Boris Mashalov has a special place in Bulgarian folk music as he was one of the first singers whose performances were played on the radio air, who had concerts and recorded LPs. "Although he had a short artistic path (he died at the age of only 48), this singer was a phenomenon at the transition between different eras, cultural worlds and generations – he blended the traditional and modern, the rural and urban, the local and global into one unique musical interpetation", ethnomusicologist Lozanka Peycheva wrote about Boris Mashalov. One cannot fail to recognize, at the very first notes of a song, his high tenor voice and his remarkable artistic temperament. And we can add to this his purely human qualities for which many people respected him even more – his generosity, dedication, and the knack of finding the shortest parth to the hearts of people.
Another of his best-known songs is the epic tune "50 heroes were drinking wine." This is exactly the king of slow, richly ornamented melodies that Mashalov performed in a unique way.
Boris Mashalov’s repertoire consisted of hundreds of songs from his native town of Sevlievo in Central Bulgaria and other areas of the country – his performing activity was inseparable from his work as collector of the Bulgarian folklore legacy. During his trips, he was searching and recording songs and his personal archive stored hundreds of letters with texts sent by fans of the beloved singer. He also inherited the rich repertoire of her father Nikolai Mashalov. In his lifetime, he tried different a painter, sailor, singer, and even won a national wrestling competition.

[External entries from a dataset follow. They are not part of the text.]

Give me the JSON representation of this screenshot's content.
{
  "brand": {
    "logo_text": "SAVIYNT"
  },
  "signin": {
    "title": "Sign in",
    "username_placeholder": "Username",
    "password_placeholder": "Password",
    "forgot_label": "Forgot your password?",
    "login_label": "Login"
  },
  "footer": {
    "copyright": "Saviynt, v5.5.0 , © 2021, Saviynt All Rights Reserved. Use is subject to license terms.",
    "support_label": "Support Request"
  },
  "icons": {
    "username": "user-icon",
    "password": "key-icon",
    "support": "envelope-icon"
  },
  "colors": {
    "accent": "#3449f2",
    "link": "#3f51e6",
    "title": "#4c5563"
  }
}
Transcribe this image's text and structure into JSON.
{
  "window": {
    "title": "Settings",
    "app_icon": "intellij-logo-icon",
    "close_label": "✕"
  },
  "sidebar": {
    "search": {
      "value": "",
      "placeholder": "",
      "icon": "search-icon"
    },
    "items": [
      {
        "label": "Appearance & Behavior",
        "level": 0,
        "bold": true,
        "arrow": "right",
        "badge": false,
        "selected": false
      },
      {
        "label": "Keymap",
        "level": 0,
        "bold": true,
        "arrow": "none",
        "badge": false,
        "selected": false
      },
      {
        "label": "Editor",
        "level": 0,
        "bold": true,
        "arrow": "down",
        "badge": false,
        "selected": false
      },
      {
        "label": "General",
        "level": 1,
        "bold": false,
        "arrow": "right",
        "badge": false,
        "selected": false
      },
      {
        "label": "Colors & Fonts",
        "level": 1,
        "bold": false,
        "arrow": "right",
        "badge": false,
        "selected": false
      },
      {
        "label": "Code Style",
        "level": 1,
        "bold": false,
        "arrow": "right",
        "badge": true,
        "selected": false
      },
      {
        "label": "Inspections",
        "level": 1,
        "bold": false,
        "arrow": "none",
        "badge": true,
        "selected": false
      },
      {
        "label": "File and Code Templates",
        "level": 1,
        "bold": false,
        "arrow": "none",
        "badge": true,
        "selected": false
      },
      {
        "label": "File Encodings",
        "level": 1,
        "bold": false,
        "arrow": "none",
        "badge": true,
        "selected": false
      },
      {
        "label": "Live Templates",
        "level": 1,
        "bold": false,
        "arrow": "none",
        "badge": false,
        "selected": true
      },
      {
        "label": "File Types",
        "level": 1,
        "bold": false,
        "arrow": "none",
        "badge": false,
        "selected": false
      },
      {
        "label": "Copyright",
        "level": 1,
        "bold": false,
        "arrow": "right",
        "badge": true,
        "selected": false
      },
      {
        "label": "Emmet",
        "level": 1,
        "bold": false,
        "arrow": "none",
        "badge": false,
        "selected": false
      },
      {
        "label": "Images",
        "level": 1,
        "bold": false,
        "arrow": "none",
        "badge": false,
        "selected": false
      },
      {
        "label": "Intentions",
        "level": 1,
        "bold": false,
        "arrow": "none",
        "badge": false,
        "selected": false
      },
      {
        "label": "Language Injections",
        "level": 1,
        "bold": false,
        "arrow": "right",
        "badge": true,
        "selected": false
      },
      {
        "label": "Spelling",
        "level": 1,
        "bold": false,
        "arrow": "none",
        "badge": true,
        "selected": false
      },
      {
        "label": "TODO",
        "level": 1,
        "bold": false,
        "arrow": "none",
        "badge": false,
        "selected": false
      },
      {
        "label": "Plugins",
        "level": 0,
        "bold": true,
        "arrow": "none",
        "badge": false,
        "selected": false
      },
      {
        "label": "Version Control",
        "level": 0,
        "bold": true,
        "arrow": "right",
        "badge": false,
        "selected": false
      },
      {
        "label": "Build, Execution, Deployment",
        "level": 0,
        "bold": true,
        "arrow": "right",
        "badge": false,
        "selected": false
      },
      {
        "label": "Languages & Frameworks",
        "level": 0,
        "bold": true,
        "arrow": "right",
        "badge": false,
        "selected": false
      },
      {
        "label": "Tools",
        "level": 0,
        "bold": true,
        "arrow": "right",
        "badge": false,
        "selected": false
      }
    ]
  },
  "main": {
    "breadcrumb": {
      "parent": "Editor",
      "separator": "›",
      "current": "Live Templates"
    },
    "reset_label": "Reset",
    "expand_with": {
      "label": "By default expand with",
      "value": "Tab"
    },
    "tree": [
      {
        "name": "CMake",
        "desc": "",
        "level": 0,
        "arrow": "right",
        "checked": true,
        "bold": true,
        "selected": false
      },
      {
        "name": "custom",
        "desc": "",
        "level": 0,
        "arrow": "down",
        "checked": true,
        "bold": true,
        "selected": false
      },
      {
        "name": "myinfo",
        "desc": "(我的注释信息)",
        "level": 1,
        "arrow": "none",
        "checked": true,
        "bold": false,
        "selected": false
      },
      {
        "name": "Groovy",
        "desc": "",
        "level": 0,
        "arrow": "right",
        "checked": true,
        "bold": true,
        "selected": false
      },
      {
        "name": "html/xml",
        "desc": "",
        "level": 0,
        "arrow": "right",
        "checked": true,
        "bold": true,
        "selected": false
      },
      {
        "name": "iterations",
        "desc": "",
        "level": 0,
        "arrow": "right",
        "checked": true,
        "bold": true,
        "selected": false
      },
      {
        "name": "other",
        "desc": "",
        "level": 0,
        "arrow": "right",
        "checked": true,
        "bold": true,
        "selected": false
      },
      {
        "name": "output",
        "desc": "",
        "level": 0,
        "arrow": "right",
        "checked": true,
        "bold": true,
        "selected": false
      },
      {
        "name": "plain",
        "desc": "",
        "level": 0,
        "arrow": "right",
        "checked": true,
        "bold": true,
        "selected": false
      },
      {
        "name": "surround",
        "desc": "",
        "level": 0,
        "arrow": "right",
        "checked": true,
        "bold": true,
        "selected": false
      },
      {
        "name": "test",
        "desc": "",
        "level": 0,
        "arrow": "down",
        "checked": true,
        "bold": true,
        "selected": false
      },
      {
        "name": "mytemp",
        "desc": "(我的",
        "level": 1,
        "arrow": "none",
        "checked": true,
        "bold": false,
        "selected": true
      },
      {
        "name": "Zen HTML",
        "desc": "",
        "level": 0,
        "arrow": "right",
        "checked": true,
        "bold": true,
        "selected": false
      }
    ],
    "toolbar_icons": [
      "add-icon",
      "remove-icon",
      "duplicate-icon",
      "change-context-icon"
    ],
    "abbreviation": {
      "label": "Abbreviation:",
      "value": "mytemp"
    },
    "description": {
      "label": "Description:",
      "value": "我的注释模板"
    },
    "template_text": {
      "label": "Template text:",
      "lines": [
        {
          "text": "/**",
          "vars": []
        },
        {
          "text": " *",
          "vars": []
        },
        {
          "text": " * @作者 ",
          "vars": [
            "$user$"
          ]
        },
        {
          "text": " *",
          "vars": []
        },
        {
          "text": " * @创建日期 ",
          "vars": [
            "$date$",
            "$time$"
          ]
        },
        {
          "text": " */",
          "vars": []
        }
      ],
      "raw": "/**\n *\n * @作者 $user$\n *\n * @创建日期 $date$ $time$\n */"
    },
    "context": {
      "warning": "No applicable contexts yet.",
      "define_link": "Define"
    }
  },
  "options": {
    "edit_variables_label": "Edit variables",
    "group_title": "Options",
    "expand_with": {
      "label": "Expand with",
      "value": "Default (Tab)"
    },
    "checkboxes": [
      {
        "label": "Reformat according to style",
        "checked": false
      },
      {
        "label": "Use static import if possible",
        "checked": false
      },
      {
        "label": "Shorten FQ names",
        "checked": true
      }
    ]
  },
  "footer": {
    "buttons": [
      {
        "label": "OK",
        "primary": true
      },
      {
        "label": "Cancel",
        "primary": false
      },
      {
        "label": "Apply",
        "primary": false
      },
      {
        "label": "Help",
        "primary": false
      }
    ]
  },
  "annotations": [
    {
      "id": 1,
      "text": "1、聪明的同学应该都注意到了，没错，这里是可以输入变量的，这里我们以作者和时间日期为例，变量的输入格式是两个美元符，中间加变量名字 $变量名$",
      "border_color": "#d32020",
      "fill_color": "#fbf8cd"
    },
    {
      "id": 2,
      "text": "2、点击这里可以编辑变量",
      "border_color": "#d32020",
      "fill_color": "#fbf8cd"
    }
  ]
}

A little-known fact from Boris Mashalov’s biography is that he mastered vocal technique from opera singer Sabcho Sabev who taught him to sing arias and canzonettas. His road to the big stage was assisted by gramophone records company "Simonavia." At the invitation of Sirak Skitnik (the first director of Radio Sofia), he started singing and making records with the Ugarchin band of Tsvyatko Blagoev. Years later, he fully flourished in his true calling in folk music setting up his band "Our Song". He traveled across the country and abroad with the most brilliant singers of the time - Atanaska Todorova, Mita Stoycheva, Magda Pushkarova accordionist Boris Karlov.
The performances of Boris Mashalov have a hypnotic influence on the audience: "When he was singing, people did not move for fear of stratling him," recalls folklorist Elena Ognianova. "He radiated a special energy. He knew how to get a grip on the audience. With equal skill he was singing both the slow sad songs and the lively brisk tunes".
Manol Todorov, son of singer Atanaska Todorova, says that Mashalov was bringing tears both to the eyes of the audience and of the other musicians on stage: "I have not witnessed such an impact so far." Enthusiastic admirer of Boris Mashalov is singer Marin Ivanov: "It’s pity he couldn’t record more songs as only he knew how to do it! Unfortunately, I have never met him in his lifetime but I can say that it was he who made folk songs penetrate deep in my heart. He left us a huge legacy of songs”.
Fifty years after Boris Mashalov’s death his songs continue to be played regularly on the air of the Bulgarian National Radio and remain the favorite tunes of generations of Bulgarians.